Tue, Feb 10, 2026 07:00 AM - 15:00 PM
Kirinari Street, Canberra, Australian Capital Territory, Australia, 2617
Tue, Feb 10, 2026 07:00 AM - 15:00 PM
We warmly invite you to a workshop organised by the University of Canberra’s Centre for Deliberative Democracy.
The workshop seeks to preview and discuss the forthcoming book Life as Practice: Complexity, Entanglement, and Public Policy (ADD the Press) by Hendrik Wagenaar, Adjunct Professor at the Centre for Deliberative Democracy, University of Canberra, and Fellow at the Centre for the Study of Contemporary Solidarity (CeSCoS), University of Vienna, Austria. We are delighted that Severine van Bommel, Senior Lecturer at the University of Queensland's School of Agriculture and Food Sustainability, with a life-long interest in social practices, has agreed to be the discussant.
This workshop reframes policymaking as a set of lived practices and explores how complexity, material entanglement, and ethics shape the way policies are designed, implemented, and experienced.
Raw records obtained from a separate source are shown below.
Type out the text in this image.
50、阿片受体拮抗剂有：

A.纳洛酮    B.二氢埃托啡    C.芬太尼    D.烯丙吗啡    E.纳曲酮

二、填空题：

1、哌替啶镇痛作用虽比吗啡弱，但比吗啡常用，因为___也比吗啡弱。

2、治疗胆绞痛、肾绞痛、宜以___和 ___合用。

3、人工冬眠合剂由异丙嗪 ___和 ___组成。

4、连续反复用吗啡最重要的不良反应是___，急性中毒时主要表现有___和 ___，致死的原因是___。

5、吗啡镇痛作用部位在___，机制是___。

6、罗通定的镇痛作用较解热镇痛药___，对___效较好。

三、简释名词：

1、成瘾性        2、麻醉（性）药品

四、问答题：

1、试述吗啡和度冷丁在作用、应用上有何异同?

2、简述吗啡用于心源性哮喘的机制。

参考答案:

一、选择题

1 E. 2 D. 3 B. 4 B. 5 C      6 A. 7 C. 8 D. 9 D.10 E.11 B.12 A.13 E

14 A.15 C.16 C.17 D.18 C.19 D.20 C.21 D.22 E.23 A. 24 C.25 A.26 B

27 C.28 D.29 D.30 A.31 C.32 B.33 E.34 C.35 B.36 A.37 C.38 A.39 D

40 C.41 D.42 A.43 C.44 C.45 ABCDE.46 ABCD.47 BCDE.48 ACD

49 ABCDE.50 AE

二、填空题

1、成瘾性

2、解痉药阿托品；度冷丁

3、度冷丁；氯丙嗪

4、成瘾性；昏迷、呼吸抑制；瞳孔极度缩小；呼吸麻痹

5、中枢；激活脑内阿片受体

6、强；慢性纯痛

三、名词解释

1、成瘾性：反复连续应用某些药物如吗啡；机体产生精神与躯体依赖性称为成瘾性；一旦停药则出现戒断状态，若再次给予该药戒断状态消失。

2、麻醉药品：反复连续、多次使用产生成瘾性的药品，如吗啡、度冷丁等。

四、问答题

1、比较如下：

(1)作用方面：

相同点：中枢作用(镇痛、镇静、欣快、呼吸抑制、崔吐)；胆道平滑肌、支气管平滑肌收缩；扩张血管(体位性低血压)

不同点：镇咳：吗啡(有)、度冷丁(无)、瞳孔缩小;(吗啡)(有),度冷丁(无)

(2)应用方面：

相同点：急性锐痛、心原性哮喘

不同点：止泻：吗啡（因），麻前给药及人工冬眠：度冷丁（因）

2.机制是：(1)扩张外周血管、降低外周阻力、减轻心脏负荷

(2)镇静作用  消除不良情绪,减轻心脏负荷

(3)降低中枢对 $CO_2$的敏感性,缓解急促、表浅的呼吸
The workshop will be of particular interest to students and scholars of public policy, as well as policymakers, and practitioners seeking new ways of understanding and engaging with the messy realities of governance.
Location & Programme
Centre for Deliberative Democracy, Building 11, Room 11B50, University Drive South, University of Canberra, ACT 2617, Australia
Time: 10:00 – 14:00
About the Workshop
At the heart of this project is the idea that people engage with the world less through detached knowledge than through action in context. In acting, the world responds—prompting adaptation, learning, and often unintended consequences.
The book and workshop draw on practice theory and extend it in three ways:
· Complexity: Humans act within nested, evolving systems that defy prediction, shaping both risks and opportunities for policy.
· Entanglement: Practices are inseparable from the material world—natural and technological—which has agency of its own.
· Ethics: To act responsibly in such a world requires an ethics of entanglement attuned to human and non-human interdependence.
Through case studies—including the Netherlands’ Room for the River project—the author illustrates what a practice-driven governance might look like in theory and in action.
Who should attend?
· Scholars and students interested in practice theory, governance, and policy analysis
· Policymakers and public servants seeking innovative frameworks for navigating complexity
· Practitioners working at the interface of community, environment, and administration
Join us for lively conversations across disciplinary and professional boundaries as we rethink what it means to make and enact public policy in times of uncertainty.